My best advice would be to first read the slides from CS231n about deep learning for videos here (if you can see the video , it's even better). 我最好的建议是首先从大约深度学习的视频CS231n读幻灯片在这里（如果你能看到的视频，它甚至更好）。

Basically, a 3D convolution is the same as a 2D convolution but with one more dimension. 基本上，3D卷积与2D卷积相同，但具有一个维度。 Let's do a recap: 我们来回顾一下：

1D convolution (ex: text): 1D卷积（例如：文本）：

the input is of shape [batch_size, 10, in_channels] 输入的形状[batch_size, 10, in_channels]
the kernel is of shape [3, in_channels, out_channels] 内核的形状[3, in_channels, out_channels]
ex: for text, this is a sentence of length 10, with word embeddings of dim in_channels 例如：对于文本，这是一个长度为10的句子，其中嵌入了暗淡的in_channels
the kernel goes over the sentence (dim 10) with a kernel of size 3 内核用大小为3的内核遍历句子（dim 10）

2D convolution (ex: image): 2D卷积（例如：图像）：

the input is of shape [batch_size, 10, 10, in_channels] 输入的形状[batch_size, 10, 10, in_channels]
the kernel is of shape [3, 3, in_channels, out_channels] 内核的形状[3, 3, in_channels, out_channels]
ex: RGB image of size 10x10, with in_channels=3 例如：大小为10x10的RGB图像， in_channels=3
the kernel goes over the image (dim 10x10) with a kernel of size 3 内核使用大小为3的内核遍历图像（昏暗10x10）
the kernel is a square sliding over the image 内核是在图像上滑动的正方形

3D convolution (ex: video) 3D卷积（例如：视频）

the input is of shape [batch_size, T, 10, 10, in_channels] 输入的形状[batch_size, T, 10, 10, in_channels]
the kernel is of shape [T_kernel, 3, 3, in_channels, out_channels] 内核的形状[T_kernel, 3, 3, in_channels, out_channels]
ex: video with T=100 frames, and images of size 10x10, with in_channels=3 例如： T=100帧的视频，大小为10x10的图像， in_channels=3
the kernel goes over the video (dim 100x10x10) with a kernel of size T_kernel (ex: T_kernel=10 ) 内核遍历视频（昏暗的100x10x10），内核大小为T_kernel （例如： T_kernel=10 ）
the kernel is like a cube, sliding over the "cube" of the video (time * W * H) 内核就像一个立方体，滑过视频的“立方体”（时间* W * H）

The goal of a convolution is to reduce the number of parameters because of redundancies in the data. 卷积的目标是减少由于数据冗余而导致的参数数量。 For images, you can extract the same basic features in the top left 3x3 box and the bottom right 3x3 box. 对于图像，您可以在左上角3x3框和右下角3x3框中提取相同的基本功能。

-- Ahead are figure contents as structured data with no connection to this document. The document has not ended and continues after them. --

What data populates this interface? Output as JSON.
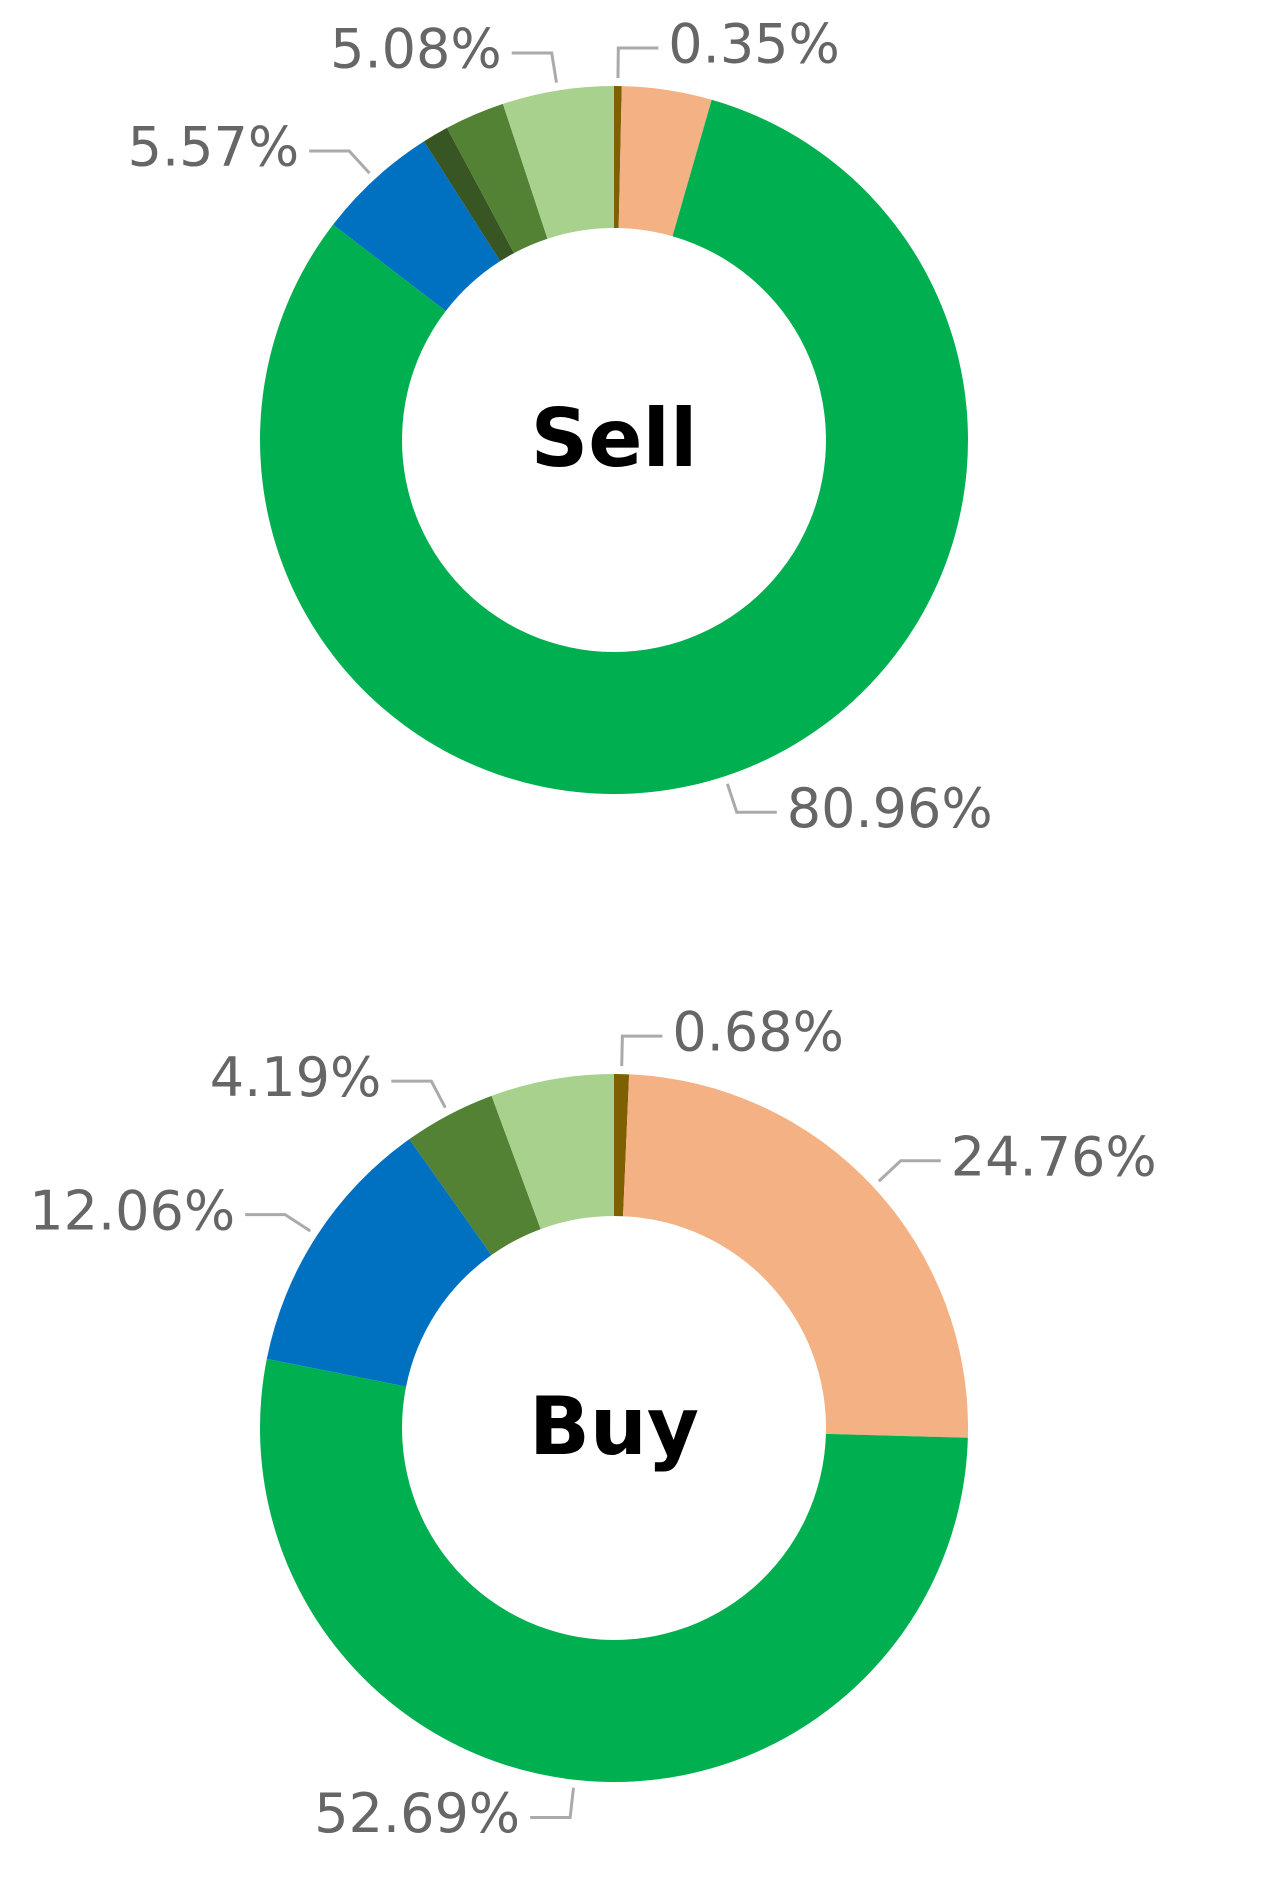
{
  "chart_data": [
    {
      "type": "donut",
      "title": "Sell",
      "values": [
        0.35,
        4.1,
        80.96,
        5.57,
        1.2,
        2.74,
        5.08
      ],
      "value_labels": [
        "0.35%",
        null,
        "80.96%",
        "5.57%",
        null,
        null,
        "5.08%"
      ],
      "colors": [
        "#7f6000",
        "#f4b183",
        "#00b050",
        "#0070c0",
        "#375623",
        "#548235",
        "#a9d18e"
      ]
    },
    {
      "type": "donut",
      "title": "Buy",
      "values": [
        0.68,
        24.76,
        52.69,
        12.06,
        4.19,
        5.62
      ],
      "value_labels": [
        "0.68%",
        "24.76%",
        "52.69%",
        "12.06%",
        "4.19%",
        null
      ],
      "colors": [
        "#7f6000",
        "#f4b183",
        "#00b050",
        "#0070c0",
        "#548235",
        "#a9d18e"
      ]
    }
  ]
}
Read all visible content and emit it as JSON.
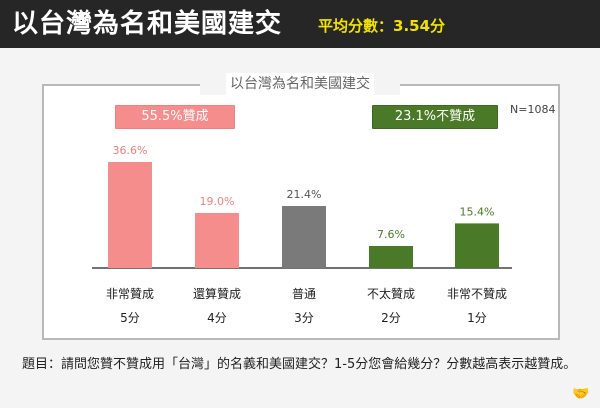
{
  "header": {
    "title": "以台灣為名和美國建交",
    "subtitle": "平均分數：3.54分"
  },
  "panel": {
    "title": "以台灣為名和美國建交",
    "n_label": "N=1084",
    "approve_badge": "55.5%贊成",
    "disapprove_badge": "23.1%不贊成"
  },
  "footnote": "題目：請問您贊不贊成用「台灣」的名義和美國建交？1-5分您會給幾分？分數越高表示越贊成。",
  "colors": {
    "header_bg": "#262626",
    "subtitle": "#f2e200",
    "approve": "#f58d8d",
    "neutral": "#7a7a7a",
    "disapprove": "#4a7a27"
  },
  "chart_data": {
    "type": "bar",
    "categories": [
      "非常贊成",
      "還算贊成",
      "普通",
      "不太贊成",
      "非常不贊成"
    ],
    "scores": [
      "5分",
      "4分",
      "3分",
      "2分",
      "1分"
    ],
    "values": [
      36.6,
      19.0,
      21.4,
      7.6,
      15.4
    ],
    "value_labels": [
      "36.6%",
      "19.0%",
      "21.4%",
      "7.6%",
      "15.4%"
    ],
    "bar_colors": [
      "#f58d8d",
      "#f58d8d",
      "#7a7a7a",
      "#4a7a27",
      "#4a7a27"
    ],
    "label_colors": [
      "#f07f7f",
      "#f07f7f",
      "#555555",
      "#4a7a27",
      "#4a7a27"
    ],
    "ylim": [
      0,
      40
    ],
    "grid": false
  }
}
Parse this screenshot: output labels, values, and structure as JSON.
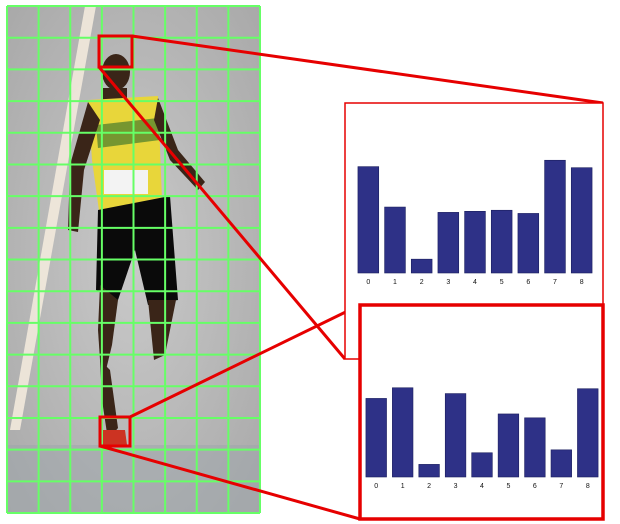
{
  "colors": {
    "grid": "#66ff66",
    "highlight": "#e60000",
    "bar": "#2e3187",
    "background_photo": "#b9b9b9"
  },
  "photo": {
    "description_icon": "runner-photo"
  },
  "chart_data": [
    {
      "type": "bar",
      "categories": [
        "0",
        "1",
        "2",
        "3",
        "4",
        "5",
        "6",
        "7",
        "8"
      ],
      "values": [
        1.0,
        0.62,
        0.13,
        0.57,
        0.58,
        0.59,
        0.56,
        1.06,
        0.99
      ],
      "ylim": [
        0,
        1.1
      ],
      "grid": false,
      "title": "",
      "xlabel": "",
      "ylabel": ""
    },
    {
      "type": "bar",
      "categories": [
        "0",
        "1",
        "2",
        "3",
        "4",
        "5",
        "6",
        "7",
        "8"
      ],
      "values": [
        0.81,
        0.92,
        0.13,
        0.86,
        0.25,
        0.65,
        0.61,
        0.28,
        0.91
      ],
      "ylim": [
        0,
        1.0
      ],
      "grid": false,
      "title": "",
      "xlabel": "",
      "ylabel": ""
    }
  ]
}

For videos, this is the same. 对于视频，这是相同的。 You can extract information from a 3x3 box of the image, but within a time frame (ex: 10 frames). 您可以从图像的3x3框中提取信息，但是在一个时间范围内（例如：10帧）。 The result will have a receptive field of 3x3 in image dimension, and 10 frames in time dimension. 结果将在图像维度中具有3x3的感知域，并且在时间维度上具有10帧。